When Nest Labs, Silicon Valley’s hottest thermostat-revamping
startup, introduced a sophisticated smoke/carbon monoxide alarm dubbed the Nest Protect
this past fall, there was a whole lot of brouhaha. A tired, old home safety device had been reborn! A smoke detector with style and smarts! A smoke detector that you won't want to rip out of the ceiling and throw across the room!
And much of the early buzz around Nest Protect wasn't squarely focused on the device's connectivity — among other things, it sends emergency alerts to your smartphone when your abode is ablaze or when CO levels are on the rise.
What got folks really excited about this ingenious entry into the home fire safety market was a simple gesture, a dismissive wave, a signal of "you can be quiet now, please." You see, in non-emergency “nuisance” situations (i.e. charred toast in the morning and burnt microwave popcorn in the evening), Nest Protect's alarm could be instantly silenced with a simple wave of the hand within 2- to 8-feet of the device. Shush! Everything is okay!
Nast Labs touted this "Nest Wave" functionality as a key safety feature given that many homeowners, sick and tired of dragging out a step-ladder from the garage in response to “cry wolf” scenarios in the kitchen, ultimately decide to disable wailing, oversensitive smoke alarms altogether. Of course, this puts smoke alarm-disablers at risk during real emergencies. With Nest Protect, users would never be tempted to disable the alarm simply because it is so easy to shut up.
However, after internal testing found that Nest Wave could also inadvertently delay the alarm from sounding during legitimate
emergency situations, Nest Labs halted the sale
of the device and deactivated the flawed Wave functionality in already-sold units via a firmware update.
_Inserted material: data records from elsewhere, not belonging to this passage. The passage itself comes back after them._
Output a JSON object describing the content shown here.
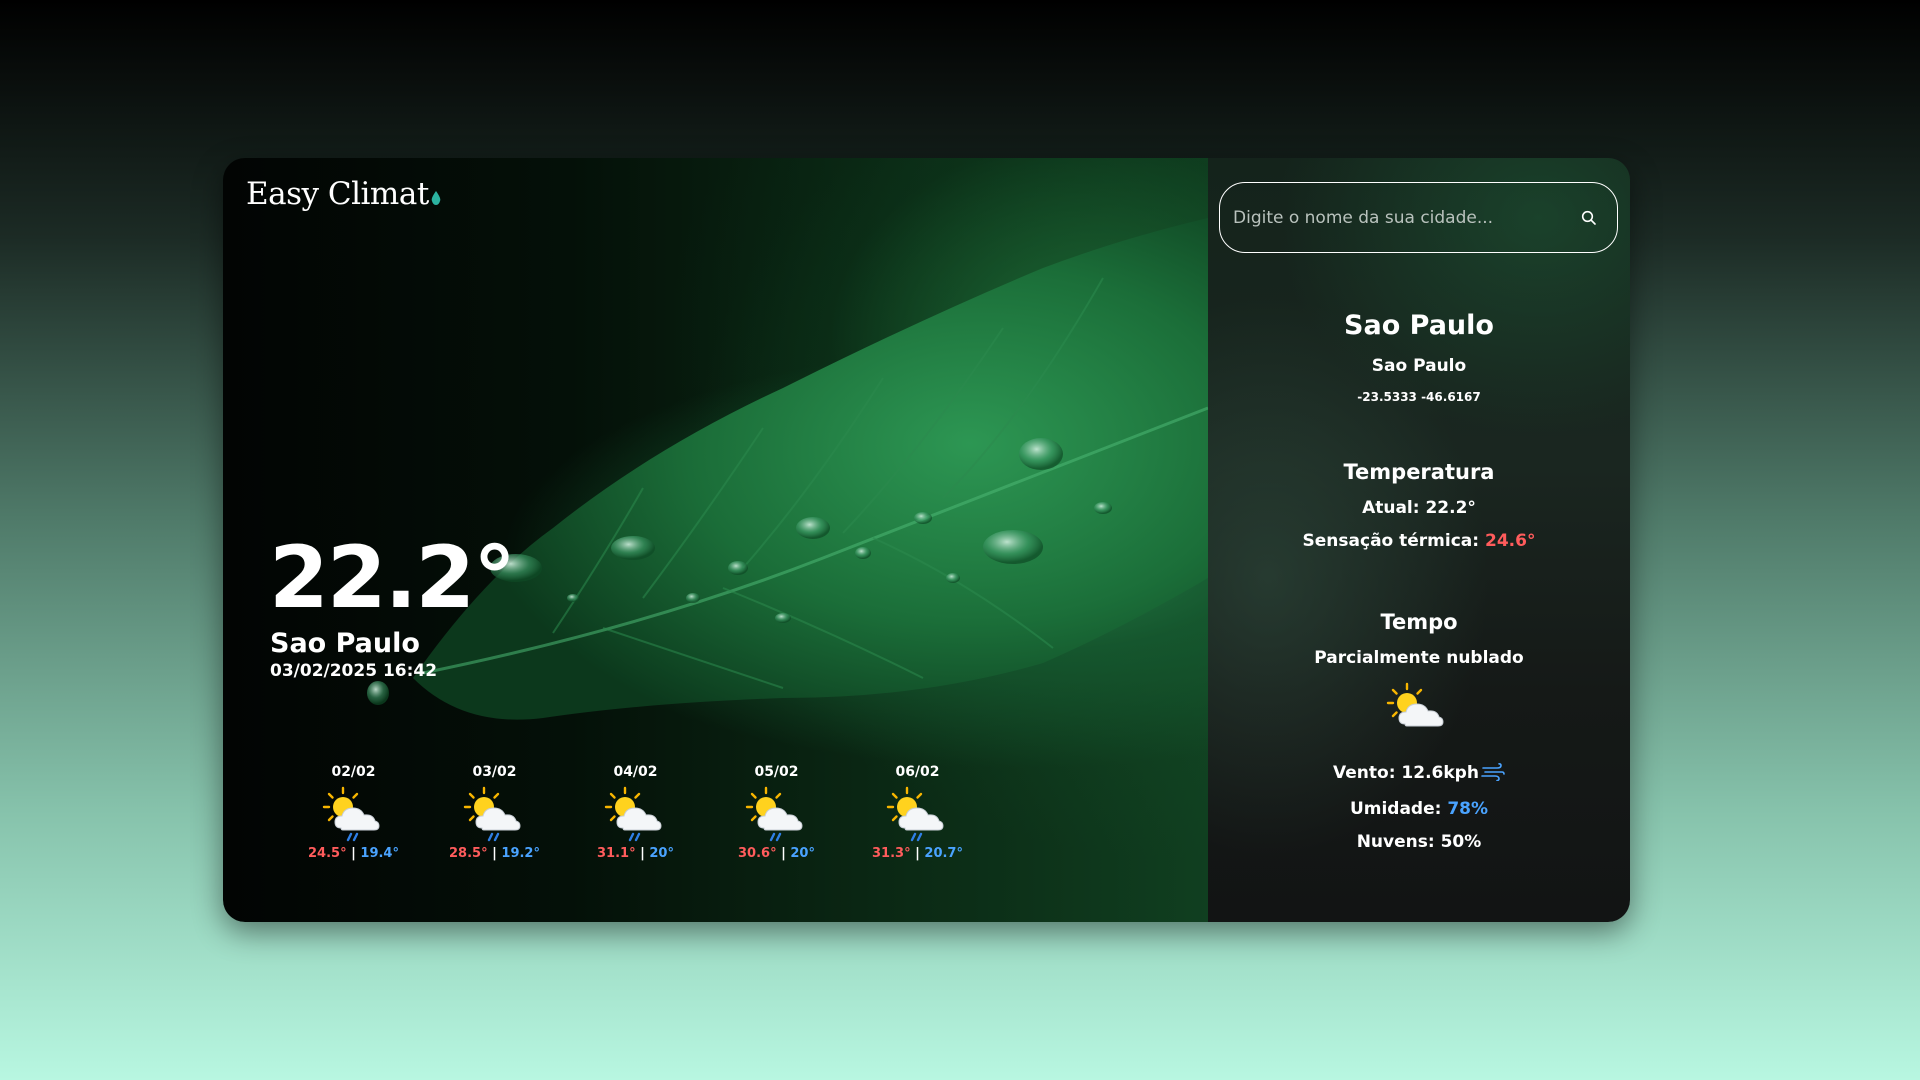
{
  "app": {
    "logo_text": "Easy Climat"
  },
  "current": {
    "temp": "22.2°",
    "city": "Sao Paulo",
    "datetime": "03/02/2025 16:42"
  },
  "forecast": [
    {
      "date": "02/02",
      "max": "24.5°",
      "min": "19.4°",
      "icon": "partly-cloudy-rain-icon"
    },
    {
      "date": "03/02",
      "max": "28.5°",
      "min": "19.2°",
      "icon": "partly-cloudy-rain-icon"
    },
    {
      "date": "04/02",
      "max": "31.1°",
      "min": "20°",
      "icon": "partly-cloudy-rain-icon"
    },
    {
      "date": "05/02",
      "max": "30.6°",
      "min": "20°",
      "icon": "partly-cloudy-rain-icon"
    },
    {
      "date": "06/02",
      "max": "31.3°",
      "min": "20.7°",
      "icon": "partly-cloudy-rain-icon"
    }
  ],
  "separator": "|",
  "search": {
    "placeholder": "Digite o nome da sua cidade...",
    "value": ""
  },
  "details": {
    "city": "Sao Paulo",
    "region": "Sao Paulo",
    "coords": "-23.5333 -46.6167",
    "temp_heading": "Temperatura",
    "atual_label": "Atual:",
    "atual_value": "22.2°",
    "feels_label": "Sensação térmica:",
    "feels_value": "24.6°",
    "weather_heading": "Tempo",
    "condition": "Parcialmente nublado",
    "condition_icon": "partly-cloudy-icon",
    "wind_label": "Vento:",
    "wind_value": "12.6kph",
    "humidity_label": "Umidade:",
    "humidity_value": "78%",
    "clouds_label": "Nuvens:",
    "clouds_value": "50%"
  },
  "colors": {
    "max_temp": "#ff5c5c",
    "min_temp": "#4aa3ff",
    "accent_green": "#1d6b3a"
  }
}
A formal recall of Nest Protect was announced
by the U.S. Product Safety Commission toward the end of May.
Throughout this all, Google-owned
Nest Labs was confident that Nest Protect, minus the glitch, would be back on store shelves in a short amount of time. And now it is, with a slashed sticker price — down to $99 from $129 — and completely free of Nest Wave functionality. Essentially, it’s the same device as before although now you can’t hush it up with the simple wave of a hand. The Palo Alto-based company headed by Tony "the Father of the iPod" Fadell is continuing to work to find a fix for the defect so that, in the future, Nest Wave can be re-enabled.
To be clear, Nest Protect is still one mighty smart little gizmo with a myriad unique features including the aforementioned smartphone alerts and the Heads Up pre-emergency alarm that involves a gentle, non-panicked lady-voice in lieu of a shrill alarm announcing the presence of elevated smoke —and carbon monoxide
— levels in the home.
Geared to make this brainy device “accessible to as many people as possible,” the $30 price chop makes investing in one of these brainy lifesavers, well, a no-brainer. Does a lower price up the appeal of Nest Protect to you?